I’m sitting in my parents’ house looking at my father’s hi-fi system while writing this, and in front of me is a CD player, turntable and even a cassette deck. There isn’t an Ethernet cable in sight, nor a wireless streamer or tablet to control it. Nor is there a Bluetooth connection sending music from the phone to the hi-fi. It’s physical media through and through. And I’m sure that this is by no means atypical of audio systems up and down the land. Are we really standing on the brink of there being no more CDs, records, DVDs and Blu-rays? I’m not sure we are. Not yet anyway.

It’s certainly not the case with vinyl, as we know. Sales are continuing to go climb, with the BPI’s figures showing around 4m units sold in the UK in 2017. That’s a massive rise from the 205,000 just ten years ago. And yes of course this is going to remain as a niche format, never reaching the lofty heights of the 70 billion streams that we saw in 2017. But it has undoubtedly got a future as a ‘serious’ format that hi-fi people will continue to cherish. Over in the digital world things are changing of course, but there were still 800,000 sales of CDs per week last year. That means there are still a lot of CD players in use across the country. 

We tend to embrace the latest technology and instantly write off the thing it is supposedly replacing, but clearly the CD player is set to be an important part of many people’s musical lives for a good time to come. Not everyone is an early adopter, making the switch to streaming and ditching their CD collections, as the CD sales show. Sure, the increase in streaming is phenomenal, but how much of this is music on the go compared with music at home? CD player sales actually increased slightly in 2017 compared to the previous two years, so perhaps things aren’t quite as clear cut as the headline figures suggest? And interestingly, by comparison, unit sales of turntables saw a small dip in 2017 after many years of consecutive rises. However, the sales by value went up, suggesting a shift to higher priced turntables – maybe after dipping a toe in the water with a £70 supermarket record player, people are now moving into turntable 2.0 territory, buying a better quality one as they like what the vinyl is giving them.

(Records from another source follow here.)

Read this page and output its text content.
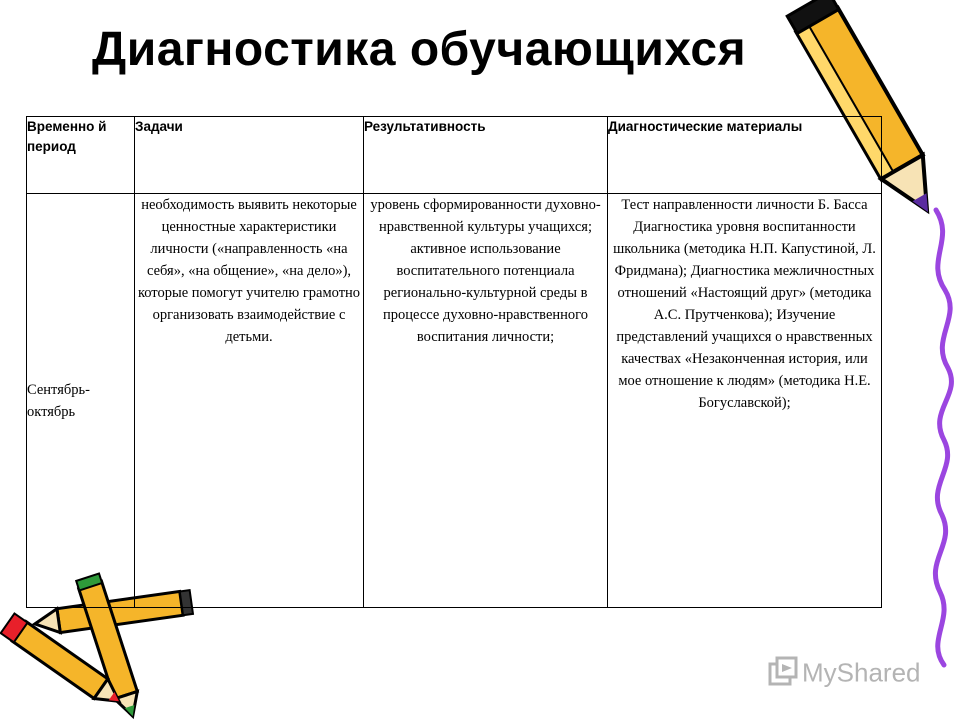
Диагностика обучающихся
Временно й период	Задачи	Результативность	Диагностические материалы
Сентябрь-октябрь	необходимость выявить некоторые ценностные характеристики личности («направленность «на себя», «на общение», «на дело»), которые помогут учителю грамотно организовать взаимодействие с детьми.	уровень сформированности духовно-нравственной культуры учащихся; активное использование воспитательного потенциала регионально-культурной среды в процессе духовно-нравственного воспитания личности;	Тест направленности личности Б. Басса Диагностика уровня воспитанности школьника (методика Н.П. Капустиной, Л. Фридмана); Диагностика межличностных отношений «Настоящий друг» (методика А.С. Прутченкова); Изучение представлений учащихся о нравственных качествах «Незаконченная история, или мое отношение к людям» (методика Н.Е. Богуславской);
MyShared
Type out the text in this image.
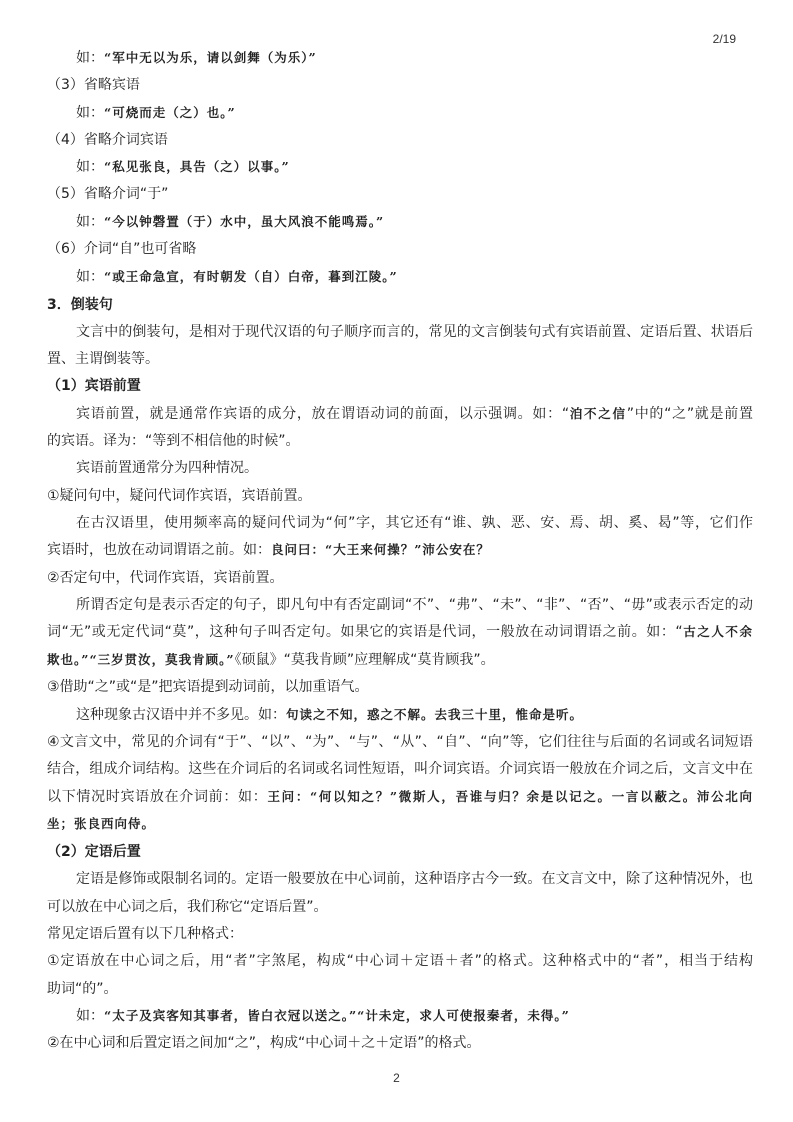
2/19
如：“军中无以为乐，请以剑舞（为乐）”
（3）省略宾语
如：“可烧而走（之）也。”
（4）省略介词宾语
如：“私见张良，具告（之）以事。”
（5）省略介词“于”
如：“今以钟磬置（于）水中，虽大风浪不能鸣焉。”
（6）介词“自”也可省略
如：“或王命急宣，有时朝发（自）白帝，暮到江陵。”
3．倒装句
文言中的倒装句，是相对于现代汉语的句子顺序而言的，常见的文言倒装句式有宾语前置、定语后置、状语后
置、主谓倒装等。
（1）宾语前置
宾语前置，就是通常作宾语的成分，放在谓语动词的前面，以示强调。如：“洎不之信”中的“之”就是前置
的宾语。译为：“等到不相信他的时候”。
宾语前置通常分为四种情况。
①疑问句中，疑问代词作宾语，宾语前置。
在古汉语里，使用频率高的疑问代词为“何”字，其它还有“谁、孰、恶、安、焉、胡、奚、曷”等，它们作
宾语时，也放在动词谓语之前。如：良问曰：“大王来何操？”沛公安在？
②否定句中，代词作宾语，宾语前置。
所谓否定句是表示否定的句子，即凡句中有否定副词“不”、“弗”、“未”、“非”、“否”、“毋”或表示否定的动
词“无”或无定代词“莫”，这种句子叫否定句。如果它的宾语是代词，一般放在动词谓语之前。如：“古之人不余
欺也。”“三岁贯汝，莫我肯顾。”《硕鼠》“莫我肯顾”应理解成“莫肯顾我”。
③借助“之”或“是”把宾语提到动词前，以加重语气。
这种现象古汉语中并不多见。如：句读之不知，惑之不解。去我三十里，惟命是听。
④文言文中，常见的介词有“于”、“以”、“为”、“与”、“从”、“自”、“向”等，它们往往与后面的名词或名词短语
结合，组成介词结构。这些在介词后的名词或名词性短语，叫介词宾语。介词宾语一般放在介词之后，文言文中在
以下情况时宾语放在介词前：如：王问：“何以知之？”微斯人，吾谁与归？余是以记之。一言以蔽之。沛公北向
坐；张良西向侍。
（2）定语后置
定语是修饰或限制名词的。定语一般要放在中心词前，这种语序古今一致。在文言文中，除了这种情况外，也
可以放在中心词之后，我们称它“定语后置”。
常见定语后置有以下几种格式：
①定语放在中心词之后，用“者”字煞尾，构成“中心词＋定语＋者”的格式。这种格式中的“者”，相当于结构
助词“的”。
如：“太子及宾客知其事者，皆白衣冠以送之。”“计未定，求人可使报秦者，未得。”
②在中心词和后置定语之间加“之”，构成“中心词＋之＋定语”的格式。
2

Films are possibly a different kettle of fish. We saw a rapid shift to DVDs after the demise of VHS by the high street video rental shops, but now most, if not all of them, have disappeared entirely. And even though the studios have tried to keep the Blu-ray market buoyant and fresh by introducing 3D movies and now 4K, the trend does seem to be somewhat unstoppable in the direction of streaming and on-demand viewing. Netflix, Amazon Prime, Apple TV, Google Play, Now TV and the like offer unlimited access to virtually any movie anytime and anywhere. This is underlined with the GfK figures for sales of Blu-ray players. 2017 saw a 34% drop in sales of players, while conversely 4K TV sales went up by 27%. That shows a clear move away from physical media for HD and UHD content towards the smart TV and delivery down the wires. Perhaps that move by Oppo shouldn’t come as such a surprise after all then.

Where does all this leave the retail sector? Well clearly no shop wants to be sitting on a stock room full of Blu-ray and DVD players, based on the sales evidence above. Turntables and even CD players are probably a safer bet and maybe a few smart TVs and streaming boxes wouldn’t go amiss – but we all know how dire the margins are on these things.

Maybe our chargeable USP should be service and the added value that our expertise can bring. We don’t make enough of our years of experience and how much we can enhance people’s home entertainment through careful set up and calibration. With the means of obtaining video entertainment moving away from physical media and to the streaming services, now is the time to show just how good we are. The consumer will need help using their new service – they’re never as intuitive as the claims – and this is where we can make a good margin and also make sales of the AV amplifiers, speakers, TV mounts and furniture etc. The seismic shift in content delivery could actually provide great opportunities.